I never drink on a Sunday, the Lord’s day, but for some inexplicable reason, today I take a swig from the amber bottle as soon as I leave the bed. Maybe it’s the passing of time, or the cracking bones, but today I feel the wig so heavy in my head, the makeup and fake lashes so corrosive, burning. Yet, even with all my hurts, I manage to brave the bright sunlight and blistering heat of the Crescent City. Pierced by the Mississippi, the town welcomes me like an old friend —familiar sights of city boys and girls wearing their Sunday’s best and the smell of beignets from the shops. I can see the young and old looking at me —the same funny look every day: pity, disgust, but with my head held high I make my way into St. Louis. Even in the good Lord’s house I can see them staring. They watch as I kiss His merciful feet and sit in the benches on my Sunday pink dress and pillbox hat.  They watch as I onto my bony knees and pray for forgiveness. But I wear my faith like a shawl, protective and strong against any evil eye —but not all are unkind. Some nod politely as I walk past their benches, and others even whisper a “Good morning Miss Dauphine” as I walk to the front of the church.
My bench rests in the middle of the parish, right under His glorious gaze as he hangs in the cross.

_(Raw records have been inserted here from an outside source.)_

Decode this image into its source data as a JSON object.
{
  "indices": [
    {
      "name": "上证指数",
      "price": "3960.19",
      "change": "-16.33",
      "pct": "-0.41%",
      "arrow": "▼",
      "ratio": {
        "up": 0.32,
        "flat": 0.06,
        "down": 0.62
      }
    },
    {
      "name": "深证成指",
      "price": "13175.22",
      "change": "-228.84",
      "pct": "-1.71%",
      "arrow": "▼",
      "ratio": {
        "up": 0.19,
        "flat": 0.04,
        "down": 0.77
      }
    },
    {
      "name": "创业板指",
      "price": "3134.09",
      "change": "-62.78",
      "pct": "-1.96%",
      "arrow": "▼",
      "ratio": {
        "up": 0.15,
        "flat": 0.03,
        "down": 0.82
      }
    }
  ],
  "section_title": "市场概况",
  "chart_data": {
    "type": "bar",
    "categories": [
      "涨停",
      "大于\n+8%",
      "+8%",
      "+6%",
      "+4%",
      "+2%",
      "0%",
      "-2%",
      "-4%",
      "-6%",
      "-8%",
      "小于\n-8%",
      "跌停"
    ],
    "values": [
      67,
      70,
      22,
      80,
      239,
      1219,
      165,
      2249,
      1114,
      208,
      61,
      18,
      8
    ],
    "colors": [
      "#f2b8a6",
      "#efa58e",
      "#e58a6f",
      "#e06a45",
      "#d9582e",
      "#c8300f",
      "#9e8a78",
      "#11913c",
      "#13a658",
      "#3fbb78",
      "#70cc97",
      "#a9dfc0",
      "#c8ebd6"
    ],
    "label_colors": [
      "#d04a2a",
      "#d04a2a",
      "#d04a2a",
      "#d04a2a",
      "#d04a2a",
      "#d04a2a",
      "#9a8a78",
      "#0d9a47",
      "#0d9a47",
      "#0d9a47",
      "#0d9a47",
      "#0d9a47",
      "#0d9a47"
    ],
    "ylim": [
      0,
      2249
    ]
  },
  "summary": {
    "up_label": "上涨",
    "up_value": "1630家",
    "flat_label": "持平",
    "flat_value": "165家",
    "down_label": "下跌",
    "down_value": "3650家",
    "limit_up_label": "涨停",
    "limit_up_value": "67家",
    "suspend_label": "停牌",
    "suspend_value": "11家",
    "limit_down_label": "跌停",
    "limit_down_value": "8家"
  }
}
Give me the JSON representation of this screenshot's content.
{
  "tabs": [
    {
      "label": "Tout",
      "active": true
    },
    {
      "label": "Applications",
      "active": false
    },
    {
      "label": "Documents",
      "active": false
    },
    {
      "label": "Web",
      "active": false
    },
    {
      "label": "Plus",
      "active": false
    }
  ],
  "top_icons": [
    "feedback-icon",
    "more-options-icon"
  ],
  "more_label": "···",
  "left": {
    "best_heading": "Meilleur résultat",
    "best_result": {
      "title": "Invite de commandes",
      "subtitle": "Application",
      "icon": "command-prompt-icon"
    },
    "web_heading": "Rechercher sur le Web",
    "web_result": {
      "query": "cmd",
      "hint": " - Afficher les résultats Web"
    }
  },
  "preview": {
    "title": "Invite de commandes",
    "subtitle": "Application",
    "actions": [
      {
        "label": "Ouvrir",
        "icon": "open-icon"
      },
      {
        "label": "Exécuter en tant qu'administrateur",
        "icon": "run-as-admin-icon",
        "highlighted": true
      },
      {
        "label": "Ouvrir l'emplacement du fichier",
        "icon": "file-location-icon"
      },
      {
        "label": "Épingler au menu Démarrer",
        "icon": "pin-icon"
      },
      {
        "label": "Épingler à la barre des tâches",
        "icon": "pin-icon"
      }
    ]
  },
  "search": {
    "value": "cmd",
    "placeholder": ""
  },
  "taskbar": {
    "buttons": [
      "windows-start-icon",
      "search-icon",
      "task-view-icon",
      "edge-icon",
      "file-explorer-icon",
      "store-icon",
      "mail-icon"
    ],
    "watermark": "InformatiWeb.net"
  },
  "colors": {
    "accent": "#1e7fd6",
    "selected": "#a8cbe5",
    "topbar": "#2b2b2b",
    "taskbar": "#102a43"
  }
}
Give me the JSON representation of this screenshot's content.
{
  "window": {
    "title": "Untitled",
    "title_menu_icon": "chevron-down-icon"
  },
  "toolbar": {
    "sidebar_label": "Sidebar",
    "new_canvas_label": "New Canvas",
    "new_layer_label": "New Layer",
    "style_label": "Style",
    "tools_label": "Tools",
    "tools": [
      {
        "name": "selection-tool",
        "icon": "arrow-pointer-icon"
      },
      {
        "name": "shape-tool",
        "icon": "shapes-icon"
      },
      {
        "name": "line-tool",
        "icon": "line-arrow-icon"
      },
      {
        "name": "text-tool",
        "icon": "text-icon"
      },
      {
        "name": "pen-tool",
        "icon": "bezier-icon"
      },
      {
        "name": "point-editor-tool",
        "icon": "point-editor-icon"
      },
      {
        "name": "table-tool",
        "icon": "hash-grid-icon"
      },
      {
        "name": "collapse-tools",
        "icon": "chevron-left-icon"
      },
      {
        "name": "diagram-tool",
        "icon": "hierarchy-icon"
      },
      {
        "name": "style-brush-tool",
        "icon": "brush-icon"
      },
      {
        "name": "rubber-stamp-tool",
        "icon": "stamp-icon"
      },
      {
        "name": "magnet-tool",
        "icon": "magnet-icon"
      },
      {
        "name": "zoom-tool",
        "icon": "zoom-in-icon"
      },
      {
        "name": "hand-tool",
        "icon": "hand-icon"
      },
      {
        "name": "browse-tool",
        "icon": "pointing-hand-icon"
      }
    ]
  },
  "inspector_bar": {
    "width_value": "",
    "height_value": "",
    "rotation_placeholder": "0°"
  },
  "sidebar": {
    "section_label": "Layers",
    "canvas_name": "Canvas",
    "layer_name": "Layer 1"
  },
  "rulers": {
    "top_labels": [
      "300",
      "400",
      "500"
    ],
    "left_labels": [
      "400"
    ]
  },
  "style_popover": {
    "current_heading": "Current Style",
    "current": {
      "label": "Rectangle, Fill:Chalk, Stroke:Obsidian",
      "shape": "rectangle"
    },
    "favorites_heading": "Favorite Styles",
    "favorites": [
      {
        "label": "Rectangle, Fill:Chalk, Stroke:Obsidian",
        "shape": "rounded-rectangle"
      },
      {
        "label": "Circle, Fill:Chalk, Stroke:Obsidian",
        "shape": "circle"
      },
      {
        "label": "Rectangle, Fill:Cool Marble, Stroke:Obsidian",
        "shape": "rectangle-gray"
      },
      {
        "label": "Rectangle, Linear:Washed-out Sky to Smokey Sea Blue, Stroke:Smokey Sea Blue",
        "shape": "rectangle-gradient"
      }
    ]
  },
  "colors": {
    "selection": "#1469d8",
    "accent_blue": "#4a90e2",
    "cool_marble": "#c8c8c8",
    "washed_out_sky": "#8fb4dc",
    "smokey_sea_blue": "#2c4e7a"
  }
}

At this hour of the day, if the summer sun shines right, the stained windows will colour his face into a million different tones, majestic and glowing. I can see the whole altar from this place, burning white with the priest in the center. Our light of holy guidance.
At night everything changes, everything becomes like burning incense, hazy, nauseating, suffocating. The bars, the clubs in Bourbon street, the dancing and drinking. I was made for this life but I don’t want it, I don’t remember who I was before today. I burned through it all, as I see the end so near, staring at me right in the face. But I know, next week it will all be the same, over and over again until the last fire inside these wrinkled, painted eyes, dies. I stare at myself one night in the mirror, and don’t recognize whatever it is that is staring back at me.